Hillary: Well, we only have about two hundred students in the program. We are recruiting for more and in fact, if students are interested, they can go to our careers page and apply to be part of the program. But we are always looking for student leaders who can help to make this change on their campus and that's one of the hopes, is that while we only have two hundred students in the program, that they actually go back to their universities and their campuses and they can help to kind of spread these ideas and help their colleagues work more collaboratively. So, that's one thing. 


The other early dream that I'll just mention -- if you'll stay with me for a bit -- when I joined Osmosis, I really was pre-med actually, but I had worked in a physical therapy office. I started teaching yoga, was very interested in nutrition and I had this, you know, kind of hope that someday there would be a platform, maybe, where a doctor could actually learn more about physical therapy and they could go watch videos or do assessments, and they could take on maybe a physical therapy sub-certification or something. 


So, I had this dream that wherever specialty you were in, you could potentially just learn more about other specialties and other professions and integrate that more seamlessly. Of course, there are rules and guidelines we need to follow, but, you know...who knows? Maybe that's another promise of Osmosis down the road. 


Dr. Gordon: I'm all for it, by the way. I think the more we learn from each other the better. By the way, our faculty teach the musculoskeletal diagnosis section of their diagnosis course in the medical school, so, I mean, they can learn from us and we can learn from them. I'm all for that. I think that's a great vision.
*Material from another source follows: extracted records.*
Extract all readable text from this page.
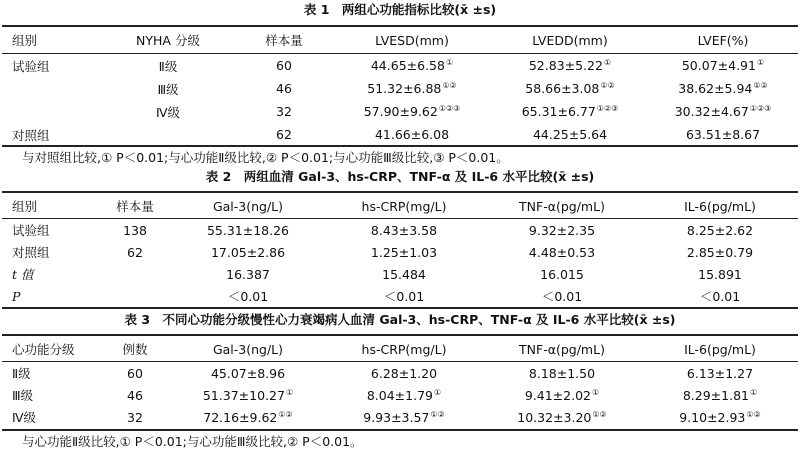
表 1　两组心功能指标比较(x̄ ±s)
组别	NYHA 分级	样本量	LVESD(mm)	LVEDD(mm)	LVEF(%)

试验组	Ⅱ级	60	44.65±6.58①	52.83±5.22①	50.07±4.91①
	Ⅲ级	46	51.32±6.88①②	58.66±3.08①②	38.62±5.94①②
	Ⅳ级	32	57.90±9.62①②③	65.31±6.77①②③	30.32±4.67①②③
对照组		62	41.66±6.08	44.25±5.64	63.51±8.67
与对照组比较,① P＜0.01;与心功能Ⅱ级比较,② P＜0.01;与心功能Ⅲ级比较,③ P＜0.01。
表 2　两组血清 Gal-3、hs-CRP、TNF-α 及 IL-6 水平比较(x̄ ±s)
组别	样本量	Gal-3(ng/L)	hs-CRP(mg/L)	TNF-α(pg/mL)	IL-6(pg/mL)
试验组	138	55.31±18.26	8.43±3.58	9.32±2.35	8.25±2.62
对照组	62	17.05±2.86	1.25±1.03	4.48±0.53	2.85±0.79
t 值		16.387	15.484	16.015	15.891
P		＜0.01	＜0.01	＜0.01	＜0.01
表 3　不同心功能分级慢性心力衰竭病人血清 Gal-3、hs-CRP、TNF-α 及 IL-6 水平比较(x̄ ±s)
心功能分级	例数	Gal-3(ng/L)	hs-CRP(mg/L)	TNF-α(pg/mL)	IL-6(pg/mL)
Ⅱ级	60	45.07±8.96	6.28±1.20	8.18±1.50	6.13±1.27
Ⅲ级	46	51.37±10.27①	8.04±1.79①	9.41±2.02①	8.29±1.81①
Ⅳ级	32	72.16±9.62①②	9.93±3.57①②	10.32±3.20①②	9.10±2.93①②
与心功能Ⅱ级比较,① P＜0.01;与心功能Ⅲ级比较,② P＜0.01。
Hillary: Yeah, I love that. Well, we have a lot of students and early health career professionals in our audience. Is there any advice that you'd like to share with them about meeting the challenges of healthcare today? 


Dr. Gordon: You know, Hillary, that's probably the most challenging question that you've given me so far. The first thing I would say is that I am in awe of young people today. I think they're so capable. I think they are dealing with challenges that are just hard to imagine. And yet, there are so many of them that are really doing great things. 


My advice is to a student coming into the health professions is to think of yourself as a leader. I think all of the changes that I described in physical therapy that I've seen over fifty years, those changes didn't just happen. This isn't just an automatic process. Those changes happened because individuals saw the need for change. They saw opportunities, they took those opportunities, they grabbed the brass ring, and they were leaders, even though maybe they didn't even think of themselves that way. So, where we are today is the result of leadership that was demonstrated by individuals. Real people. And those people had vision and most of all, they had the drive to help people. So, I guess that's my advice.


Hillary: Well, I think to our audience, if you're looking for a sign or if you need a little bit of motivation to, you know, take initiative or lead that project or make change, here it is.


I think, Dr. Gordon, that's a great way to close out and very inspirational for our audience just to get that reassurance that even one person can make a difference. We're obviously here to support you if we can. The team at Osmosis is always excited to help disrupt and make positive change. So, I really appreciate that.


Dr. Gordon, thanks so much for being with us today. It was a pleasure speaking with you. It was a pleasure highlighting physical therapy. I hope we can continue the conversation and continue to learn more about this field that has become so central to our healthcare system. 


Dr. Gordon: Yeah, thank you, Hillary. This has been fun and interesting and stimulating for me. I'm excited to hear more programming about this topic. So, I look forward to that. 


Hillary: We'll definitely keep you in the loop. So, thanks again for being with us today. I'm Hillary Acer. Remember to do your part to raise the line and strengthen our healthcare system. We're all in this together.